[Answered] In the light of the present circumstances, the government should re-establish its role as the principal employment generator. Elaborate.

Introduction: Contextual introduction.
Body: Explain why should government re-establish its role as the principal employment generator.
Conclusion: Write a way forward.

A serious situation of employment generation in India is reflected in the recurrent protests against changes in the government’s recruitment policy or delays in appointment. The Periodic Labour Force Survey (PLFS) in 2018 revealed that India’s unemployment rate was the highest (6.07%) in four decades. This situation demands that the government has to change its approach and become the main job generator, instead of the private sector.
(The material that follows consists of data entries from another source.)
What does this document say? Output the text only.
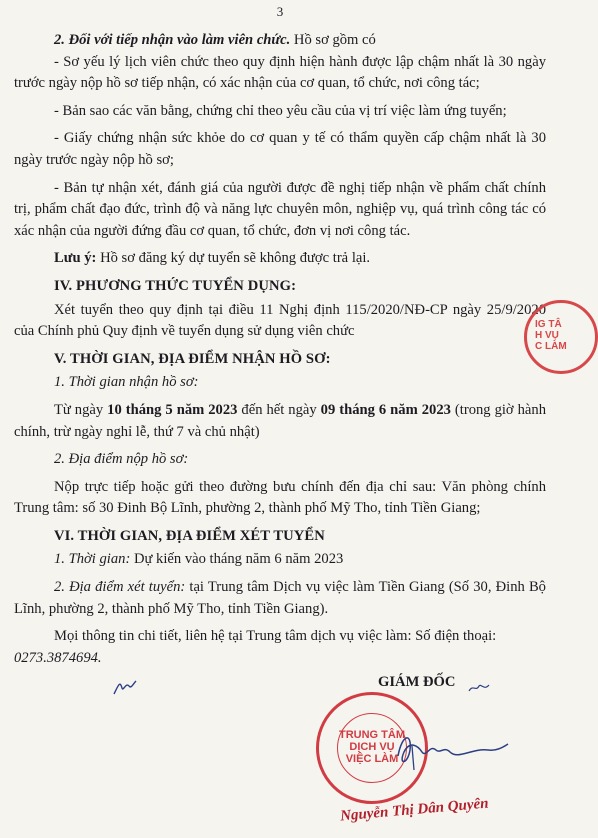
3

2. Đối với tiếp nhận vào làm viên chức. Hồ sơ gồm có

- Sơ yếu lý lịch viên chức theo quy định hiện hành được lập chậm nhất là 30 ngày trước ngày nộp hồ sơ tiếp nhận, có xác nhận của cơ quan, tổ chức, nơi công tác;

- Bản sao các văn bằng, chứng chỉ theo yêu cầu của vị trí việc làm ứng tuyển;

- Giấy chứng nhận sức khỏe do cơ quan y tế có thẩm quyền cấp chậm nhất là 30 ngày trước ngày nộp hồ sơ;

- Bản tự nhận xét, đánh giá của người được đề nghị tiếp nhận về phẩm chất chính trị, phẩm chất đạo đức, trình độ và năng lực chuyên môn, nghiệp vụ, quá trình công tác có xác nhận của người đứng đầu cơ quan, tổ chức, đơn vị nơi công tác.

Lưu ý: Hồ sơ đăng ký dự tuyển sẽ không được trả lại.

IV. PHƯƠNG THỨC TUYỂN DỤNG:

Xét tuyển theo quy định tại điều 11 Nghị định 115/2020/NĐ-CP ngày 25/9/2020 của Chính phủ Quy định về tuyển dụng sử dụng viên chức

V. THỜI GIAN, ĐỊA ĐIỂM NHẬN HỒ SƠ:

1. Thời gian nhận hồ sơ:

Từ ngày 10 tháng 5 năm 2023 đến hết ngày 09 tháng 6 năm 2023 (trong giờ hành chính, trừ ngày nghỉ lễ, thứ 7 và chủ nhật)

2. Địa điểm nộp hồ sơ:

Nộp trực tiếp hoặc gửi theo đường bưu chính đến địa chỉ sau: Văn phòng chính Trung tâm: số 30 Đinh Bộ Lĩnh, phường 2, thành phố Mỹ Tho, tỉnh Tiền Giang;

VI. THỜI GIAN, ĐỊA ĐIỂM XÉT TUYỂN

1. Thời gian: Dự kiến vào tháng năm 6 năm 2023

2. Địa điểm xét tuyển: tại Trung tâm Dịch vụ việc làm Tiền Giang (Số 30, Đinh Bộ Lĩnh, phường 2, thành phố Mỹ Tho, tỉnh Tiền Giang).

Mọi thông tin chi tiết, liên hệ tại Trung tâm dịch vụ việc làm: Số điện thoại:

0273.3874694.

IG TÂ
H VỤ
C LÀM
GIÁM ĐỐC
TRUNG TÂM
DỊCH VỤ
VIỆC LÀM
Nguyễn Thị Dân Quyên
The following points make it clear that government should be principal employment generator:

  • The private sector, especially modern sectors such as the service and manufacturing sectors, which are dominated by multinational companies, have not created many jobs.
  • Even if the Information Technology sector or the modern gig economies have created jobs, these are either very high-skilled jobs or low-skilled ones.
  • The manufacturing sector’s share in national income has declined in 2020-21 (10.9%) compared to that in 2018-19 (12.1%).
  • Projects in the modern private sector consume a lot of capital to generate very few jobs. For instance, recently, there was a report that the Adani Group has invested ₹70,000 crore (or ₹700 million) in Uttar Pradesh to create merely 30,000 jobs.
  • Foreign Direct Investment, which at any rate is highly capital-intensive, goes mostly into the non-manufacturing sectors.
  • Sustained higher growth with an increase in productivity can be attained only by moving the labour force out of agriculture. Which is not happening at a sufficient pace.
  • Few media reports show that more than 85% of those aspiring for those 10 lakh jobs could be consumed by existing vacancies in Central government departments (8,72,243).

Way forward:

  • Labour laws should be amended to encourage industries to adopt labour-intensive production and provide employment-linked production incentives.